For my model, I used:
M1: average trend 9.8830
M2: cos(2?t) -3.3265
M3: sin(2?t) -0.5529
The fit (figure 2) appears very good! However, the L2 norm of the model misfit is
colossal: 1,685. (what are units here?)
Then I wanted to find what the longer frequency oscillation was.

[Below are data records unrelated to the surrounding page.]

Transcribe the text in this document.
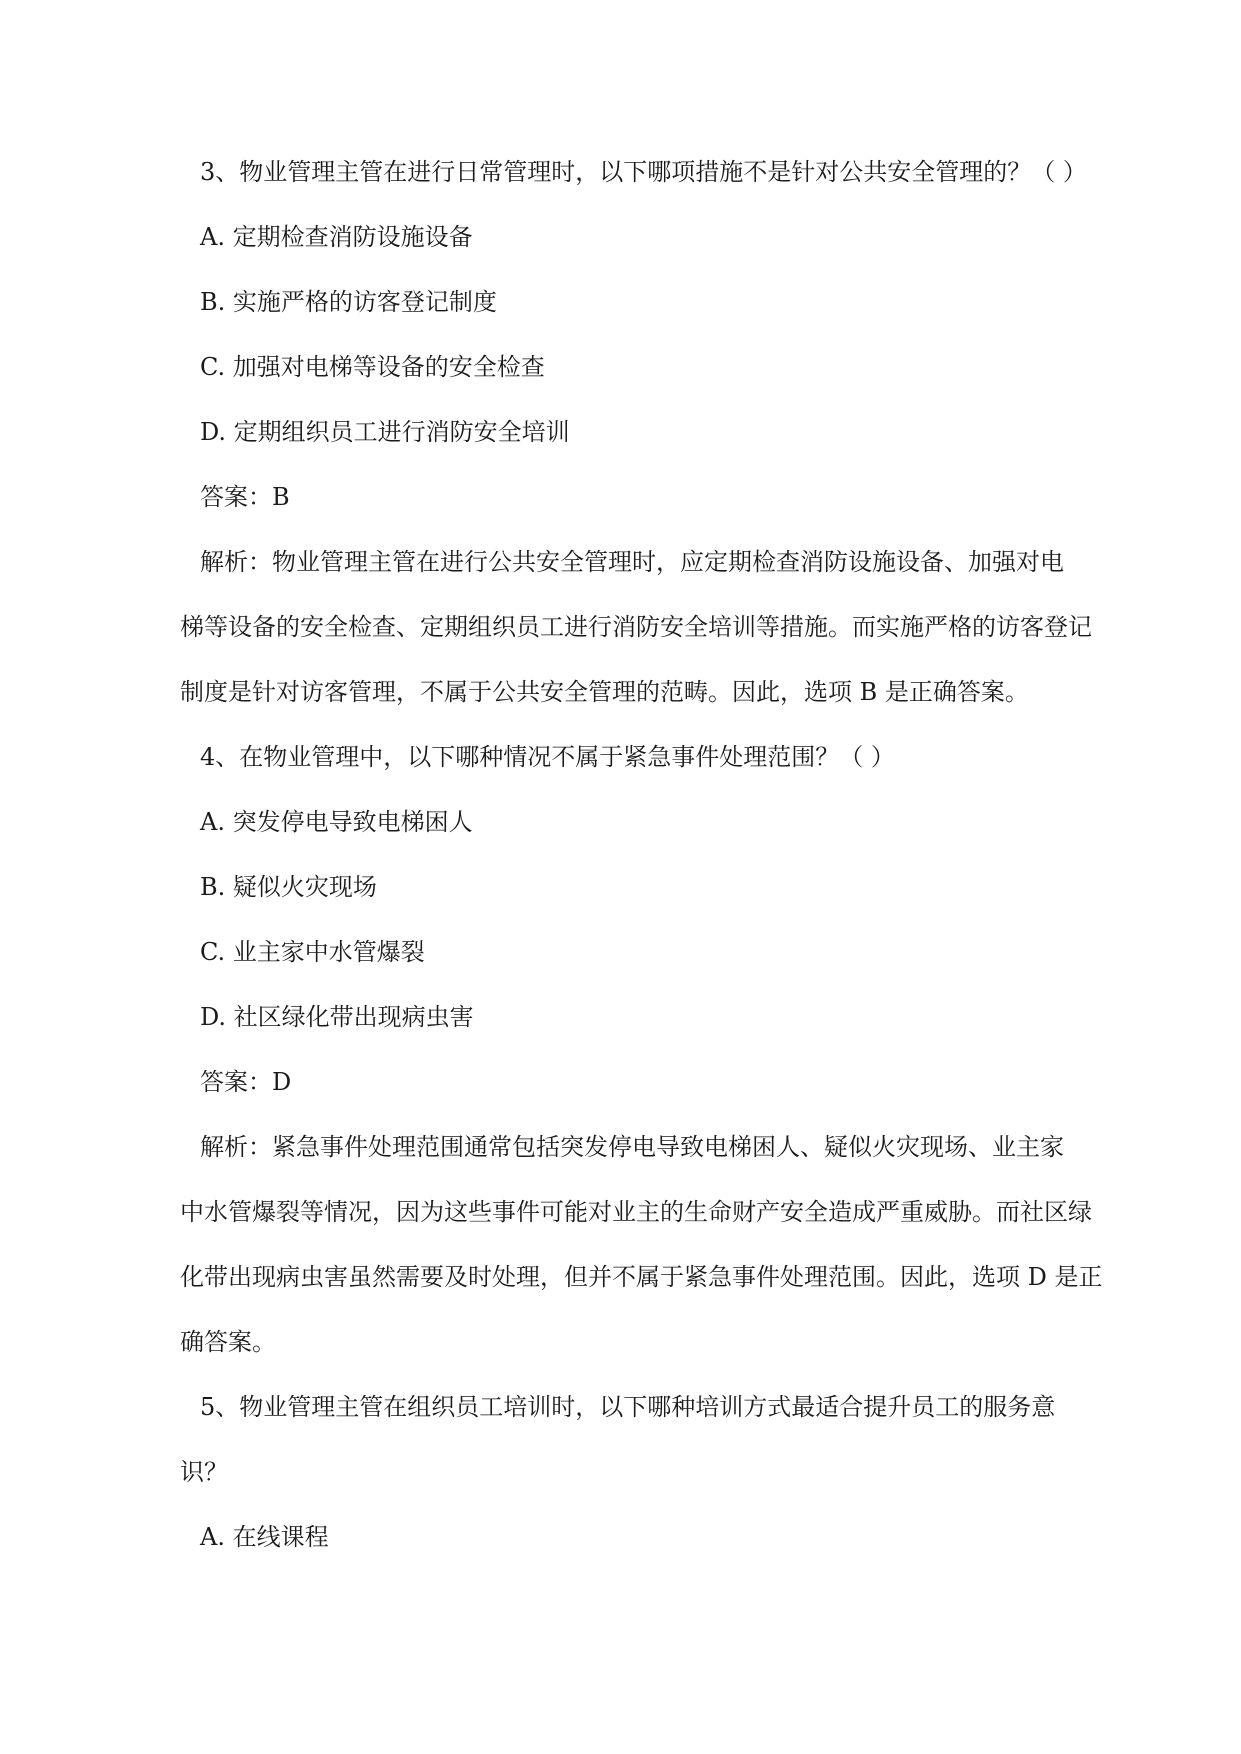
3、物业管理主管在进行日常管理时，以下哪项措施不是针对公共安全管理的？（ ）
A. 定期检查消防设施设备
B. 实施严格的访客登记制度
C. 加强对电梯等设备的安全检查
D. 定期组织员工进行消防安全培训
答案：B
解析：物业管理主管在进行公共安全管理时，应定期检查消防设施设备、加强对电
梯等设备的安全检查、定期组织员工进行消防安全培训等措施。而实施严格的访客登记
制度是针对访客管理，不属于公共安全管理的范畴。因此，选项 B 是正确答案。
4、在物业管理中，以下哪种情况不属于紧急事件处理范围？（ ）
A. 突发停电导致电梯困人
B. 疑似火灾现场
C. 业主家中水管爆裂
D. 社区绿化带出现病虫害
答案：D
解析：紧急事件处理范围通常包括突发停电导致电梯困人、疑似火灾现场、业主家
中水管爆裂等情况，因为这些事件可能对业主的生命财产安全造成严重威胁。而社区绿
化带出现病虫害虽然需要及时处理，但并不属于紧急事件处理范围。因此，选项 D 是正
确答案。
5、物业管理主管在组织员工培训时，以下哪种培训方式最适合提升员工的服务意
识？
A. 在线课程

The remaining signal
did not offer many clues, so I made a massive model, using sin and cos with a period of 2
to 20 years.
The model parameters are: for Cosine:
Period (y) M
2.0000 0.0671
3.0000 -0.0967
4.0000 -0.0156
5.0000 -0.1597
6.0000 0.0193
7.0000 0.0441
8.0000 0.0370
9.0000 -0.0730
10.0000 0.0207
11.0000 -0.0101
12.0000 -1.4716
13.0000 -6.1314
14.0000 -15.0349
15.0000 -35.8864
16.0000 95.2218
17.0000 -112.3644
18.0000 -104.2515
19.0000 -51.9291
20.0000 5.6438
model parameters for Sine:
Period (y) M
2.0000 -0.0967
3.0000 0.0622
4.0000 0.0250
5.0000 -0.0167
6.0000 -0.0806
7.0000 0.1052
8.0000 0.0606
9.0000 -0.0985
10.0000 0.1068
11.0000 -0.2496
12.0000 0.0171
13.0000 -1.6673
14.0000 14.6509
15.0000 -39.2123
16.0000 27.8723
17.0000 68.7997
18.0000 -52.8989
19.0000 34.2019
20.0000 -13.8460
It looks like the largest variation is in the period range of 16-18 years. The fit of the
model clearly doesn't represent the large fluctuations in pressure difference. And the
leftover data doesn't appear to have much periodicity remaining.
The model misfit for this second model is now 1,510, about the same.